Et le roi lépreux retourna près du beau chevalier agonisant qu’il avait reçu comme un frère et dont il attendait l’héritier qu’il ne pourrait jamais avoir lui-même. Mais quatre jours plus tard Guillaume de Montferrat exhalait son dernier soupir et, tandis que son cadavre était hâtivement mis au cercueil et qu’on le descendait dans la crypte de l’église Sainte-Marie-la-Verte en attendant son transfert à Jérusalem, le mal qu’aucun médecin n’avait réussi à définir clairement s’attaquait à Baudouin. Brûlant de fièvre, les entrailles liquéfiées, il dut s’aliter mais, cette fois, il n’y eut pas de grands conciliabules de robes noires autour de sa couche et Joad ben Ezra n’eut pas besoin de revendiquer son titre de médecin royal : persuadés que sa lèpre jointe à la mystérieuse maladie n’allait pas tarder à l’emporter et peu désireux d’approcher un malade si redoutable, les mires locaux prirent le large en déclarant qu’ils devaient se consacrer aux autres cas de la ville.
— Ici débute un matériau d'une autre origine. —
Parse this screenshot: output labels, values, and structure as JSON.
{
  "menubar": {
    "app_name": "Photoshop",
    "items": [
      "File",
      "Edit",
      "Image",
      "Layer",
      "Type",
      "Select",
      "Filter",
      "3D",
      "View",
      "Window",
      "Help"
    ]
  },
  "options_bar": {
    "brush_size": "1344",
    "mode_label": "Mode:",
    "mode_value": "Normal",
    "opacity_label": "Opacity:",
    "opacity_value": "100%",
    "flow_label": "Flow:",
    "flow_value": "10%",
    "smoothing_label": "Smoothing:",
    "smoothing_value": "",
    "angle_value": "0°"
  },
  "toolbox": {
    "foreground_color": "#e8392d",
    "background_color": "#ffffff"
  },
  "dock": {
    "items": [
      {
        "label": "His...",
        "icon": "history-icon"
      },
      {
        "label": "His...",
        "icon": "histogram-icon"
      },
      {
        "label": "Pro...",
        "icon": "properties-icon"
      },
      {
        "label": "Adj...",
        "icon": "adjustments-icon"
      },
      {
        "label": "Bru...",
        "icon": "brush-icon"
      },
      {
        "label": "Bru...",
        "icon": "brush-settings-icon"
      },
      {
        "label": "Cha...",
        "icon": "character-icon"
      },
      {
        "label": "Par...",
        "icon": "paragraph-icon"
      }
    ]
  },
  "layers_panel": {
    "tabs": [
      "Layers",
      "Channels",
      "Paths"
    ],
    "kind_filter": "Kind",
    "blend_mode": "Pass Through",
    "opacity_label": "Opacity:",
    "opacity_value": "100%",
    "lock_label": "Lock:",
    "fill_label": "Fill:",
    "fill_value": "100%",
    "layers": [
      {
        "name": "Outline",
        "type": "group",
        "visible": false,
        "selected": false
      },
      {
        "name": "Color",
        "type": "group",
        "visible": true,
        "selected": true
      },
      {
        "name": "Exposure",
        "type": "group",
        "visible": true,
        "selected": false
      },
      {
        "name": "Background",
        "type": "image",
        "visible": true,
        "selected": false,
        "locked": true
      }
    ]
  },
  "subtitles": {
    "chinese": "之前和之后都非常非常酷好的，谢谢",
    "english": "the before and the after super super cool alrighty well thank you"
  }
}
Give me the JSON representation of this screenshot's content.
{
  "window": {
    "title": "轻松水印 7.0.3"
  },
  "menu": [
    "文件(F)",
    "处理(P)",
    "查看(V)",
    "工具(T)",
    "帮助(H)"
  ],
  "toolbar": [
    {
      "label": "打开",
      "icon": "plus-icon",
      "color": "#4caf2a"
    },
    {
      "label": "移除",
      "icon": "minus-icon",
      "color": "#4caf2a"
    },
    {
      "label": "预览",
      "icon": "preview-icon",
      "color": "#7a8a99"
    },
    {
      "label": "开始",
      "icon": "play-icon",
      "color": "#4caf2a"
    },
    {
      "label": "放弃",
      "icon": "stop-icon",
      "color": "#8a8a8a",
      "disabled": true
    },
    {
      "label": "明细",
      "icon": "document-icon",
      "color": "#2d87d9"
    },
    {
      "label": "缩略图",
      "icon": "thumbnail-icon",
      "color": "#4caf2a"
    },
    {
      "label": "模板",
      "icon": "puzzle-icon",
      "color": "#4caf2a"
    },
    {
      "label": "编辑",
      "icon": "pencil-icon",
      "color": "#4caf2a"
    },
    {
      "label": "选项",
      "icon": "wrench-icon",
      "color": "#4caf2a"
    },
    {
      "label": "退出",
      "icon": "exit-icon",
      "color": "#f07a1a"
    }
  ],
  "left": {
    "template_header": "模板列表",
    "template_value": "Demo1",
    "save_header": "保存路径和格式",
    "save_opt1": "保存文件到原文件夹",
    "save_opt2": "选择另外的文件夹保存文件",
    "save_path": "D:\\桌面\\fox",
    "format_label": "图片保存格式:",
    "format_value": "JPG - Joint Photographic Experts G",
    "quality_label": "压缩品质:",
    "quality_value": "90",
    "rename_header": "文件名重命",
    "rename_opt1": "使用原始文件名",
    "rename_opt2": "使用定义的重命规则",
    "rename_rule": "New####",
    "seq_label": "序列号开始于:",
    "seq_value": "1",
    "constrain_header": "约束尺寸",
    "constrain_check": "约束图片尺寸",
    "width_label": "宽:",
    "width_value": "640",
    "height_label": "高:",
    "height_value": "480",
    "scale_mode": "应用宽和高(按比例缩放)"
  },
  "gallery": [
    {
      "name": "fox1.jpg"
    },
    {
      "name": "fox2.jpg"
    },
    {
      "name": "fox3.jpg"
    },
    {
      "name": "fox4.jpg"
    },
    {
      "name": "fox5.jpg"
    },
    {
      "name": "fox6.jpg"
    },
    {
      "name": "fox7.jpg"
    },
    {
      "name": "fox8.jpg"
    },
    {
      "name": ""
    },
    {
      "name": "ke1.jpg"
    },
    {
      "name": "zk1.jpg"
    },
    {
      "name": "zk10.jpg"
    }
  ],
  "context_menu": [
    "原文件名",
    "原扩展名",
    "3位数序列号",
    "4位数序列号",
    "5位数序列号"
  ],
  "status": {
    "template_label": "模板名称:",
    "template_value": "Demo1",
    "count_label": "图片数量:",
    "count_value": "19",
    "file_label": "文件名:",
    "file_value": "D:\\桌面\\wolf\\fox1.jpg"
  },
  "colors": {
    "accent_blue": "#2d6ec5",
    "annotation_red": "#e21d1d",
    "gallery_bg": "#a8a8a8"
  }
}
Thibaut et Joad restèrent maîtres du terrain, se lançant dans la bataille avec la volonté farouche de la gagner tandis que, dans la cité, on entamait à tout hasard les prières des agonisants. Les deux hommes, eux, n’avaient guère le temps de prier, sinon la nuit quand le malade sous l’influence d’un élixir opiacé réussissait à s’endormir. Ils se relayaient pour changer continuellement son linge trempé de sueur ou de sanies, lui faire boire les préparations à base de plantes, comme le tamarin et la scolopendre, de miel, de cannelle que le médecin concoctait, ou encore du vin aromatisé. L’encens que l’on brûlait pour combattre les odeurs et l’esprit du mal se mêlait à la myrrhe que vinrent offrir les Mages à l’Enfant dans la nuit de Bethléem. Et jamais malade ne s’abandonna aussi docilement à ceux qui le soignaient. Jamais une plainte, mais des paroles douces qui n’empêchaient pas que l’on sentît qu’au fond de lui-même le malade se battait aussi. Une seule phrase résuma sa pensée profonde :
— Il faut que je guérisse car ma tâche n’est pas achevée. Cependant, que la volonté de Dieu soit faite !
Le combat dura trois interminables semaines, mais un jour enfin la maladie se retira du corps épuisé comme le flot se retire du rivage que sa colère vient de battre. La fièvre tomba et tout s’apaisa… Hélas, à la douleur muette des deux fidèles, la lèpre, elle, avait gagné du terrain. Des boursouflures étaient apparues aux narines, aux tempes et sur les membres, épaisses et d’un brun cuivré, tandis que sur le corps les taches s’étendaient sans épaisseur. On s’attacha alors à réparer les forces perdues par une nourriture saine, tonique et rafraîchissante.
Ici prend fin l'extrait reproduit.